Well, 3 days before my first shift I was driving by the hospital and all of a sudden it all came crushing down. I cried for probably 10 minutes on my drive. Had I made the wrong choice? How could I be so foolish to think that I can do this??? I was so tempted to call my teacher and tell her that I couldn't do it anymore. If it wasn't 11 PM, I probably would have. So instead I called my best friend and cried for another 10 minutes. All of a sudden the day I had been looking forward to became a day of dread. Somehow the days between then and my first day seamed to go faster that humanly possible.

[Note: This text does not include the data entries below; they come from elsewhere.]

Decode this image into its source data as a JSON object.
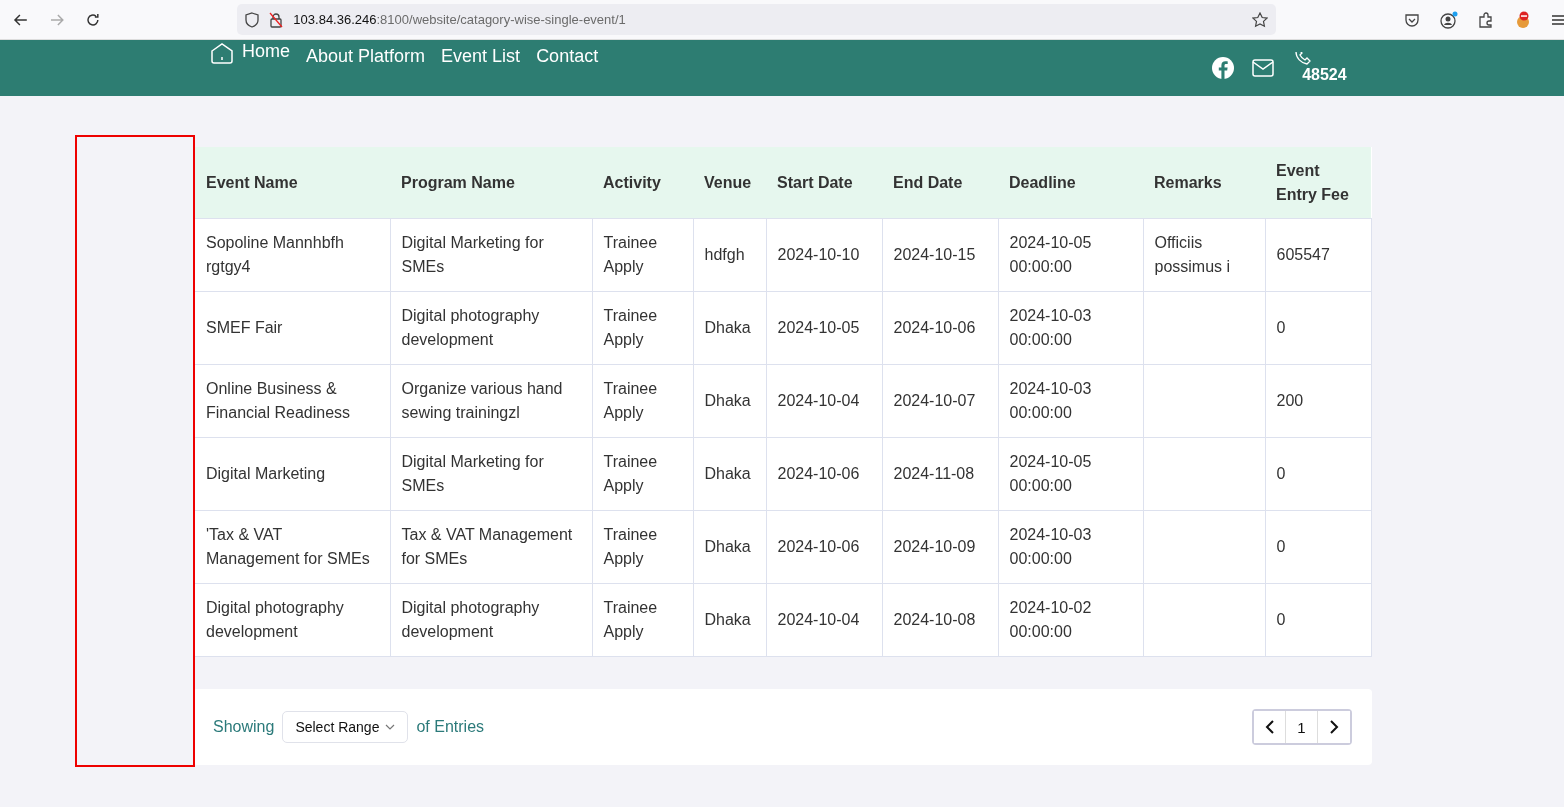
{
  "browser": {
    "url_host": "103.84.36.246",
    "url_path": ":8100/website/catagory-wise-single-event/1"
  },
  "nav": {
    "items": [
      {
        "label": "Home",
        "kind": "home"
      },
      {
        "label": "About Platform",
        "kind": "link"
      },
      {
        "label": "Event List",
        "kind": "link"
      },
      {
        "label": "Contact",
        "kind": "link"
      }
    ],
    "phone": "48524"
  },
  "table": {
    "columns": [
      "Event Name",
      "Program Name",
      "Activity",
      "Venue",
      "Start Date",
      "End Date",
      "Deadline",
      "Remarks",
      "Event Entry Fee"
    ],
    "rows": [
      [
        "Sopoline Mannhbfh rgtgy4",
        "Digital Marketing for SMEs",
        "Trainee Apply",
        "hdfgh",
        "2024-10-10",
        "2024-10-15",
        "2024-10-05 00:00:00",
        "Officiis possimus i",
        "605547"
      ],
      [
        "SMEF Fair",
        "Digital photography development",
        "Trainee Apply",
        "Dhaka",
        "2024-10-05",
        "2024-10-06",
        "2024-10-03 00:00:00",
        "",
        "0"
      ],
      [
        "Online Business & Financial Readiness",
        "Organize various hand sewing trainingzl",
        "Trainee Apply",
        "Dhaka",
        "2024-10-04",
        "2024-10-07",
        "2024-10-03 00:00:00",
        "",
        "200"
      ],
      [
        "Digital Marketing",
        "Digital Marketing for SMEs",
        "Trainee Apply",
        "Dhaka",
        "2024-10-06",
        "2024-11-08",
        "2024-10-05 00:00:00",
        "",
        "0"
      ],
      [
        "'Tax & VAT Management for SMEs",
        "Tax & VAT Management for SMEs",
        "Trainee Apply",
        "Dhaka",
        "2024-10-06",
        "2024-10-09",
        "2024-10-03 00:00:00",
        "",
        "0"
      ],
      [
        "Digital photography development",
        "Digital photography development",
        "Trainee Apply",
        "Dhaka",
        "2024-10-04",
        "2024-10-08",
        "2024-10-02 00:00:00",
        "",
        "0"
      ]
    ]
  },
  "footer": {
    "showing": "Showing",
    "range_select": "Select Range",
    "of_entries": "of Entries",
    "pages": [
      {
        "label": "1",
        "selected": true
      }
    ]
  }
}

All of a sudden I was driving myself to the hospital in the wee hours of the morning. Blaring the radio. I was not ready. This was too soon. I thought about turning back so many times. But somehow I did it. I parked, collected myself, and walked in. The elevator opens up and if you look straight ahead you see one room door. That happened to be THE room door. Take a deep breath, Alicia. Here we go.

We got our day going and miraculously I was kept my cool. My first delivery, I stood there as the tech was setting up. BAM! flashback number two. Deep breath. I got through the delivery ok, my heart raced a bit after the baby was delivered until the placenta came out. Then mom held the baby for the first time. BAM. Flashback number three. Or I guess you could call it a flashback. More sadness, as that's what I wanted sooooo bad. That's why I went through my10 hour pictocin induced contractions naturally. I didn't want to be stuck to my bed. I wanted to hold my baby right away, put her to the breast and have a great nurser. I wanted to be one of those granola mamas. But instead all that pain was pointless. I did not get that moment after birth I had waited for for ooooh about 4 years. And I still want that moment, but now know that that won't happen.

But I didn't have time to dwell on that, because there was a baby down the hall minutes from being born. So we rushed down there. That birth turned out a lot better. My nurse was charging, so she wasn't in the room, so I couldn't do anything but watch. But that was fine. It can be done. Birth doesn't have to be scary.

I left that day feeling 10 times better than when I started the shift. Maybe I can do this after all.

Day two was today. My nurse gave me a tour. All of a sudden she was showing me the OR. BAM flashback x10. Those are the memories that I hate the most. luckily that was at the end of the tour and the next thing was a bathroom down the hall, so I excused myself. And I cried. And cried. and screamed. And perhaps cried some more. But then I was done. It was done. I truly hope that that is my turning point.

 I really can do this. I am as strong as I hoped. I have yet to actually step in the doors of my room or the OR. So those days may be challenging. But I have faith that I am there for a reason. I can do it. And I will. I can still use your prayers and kind thoughts during this next month. But for now, today, I feel like this is where I am supposed to do.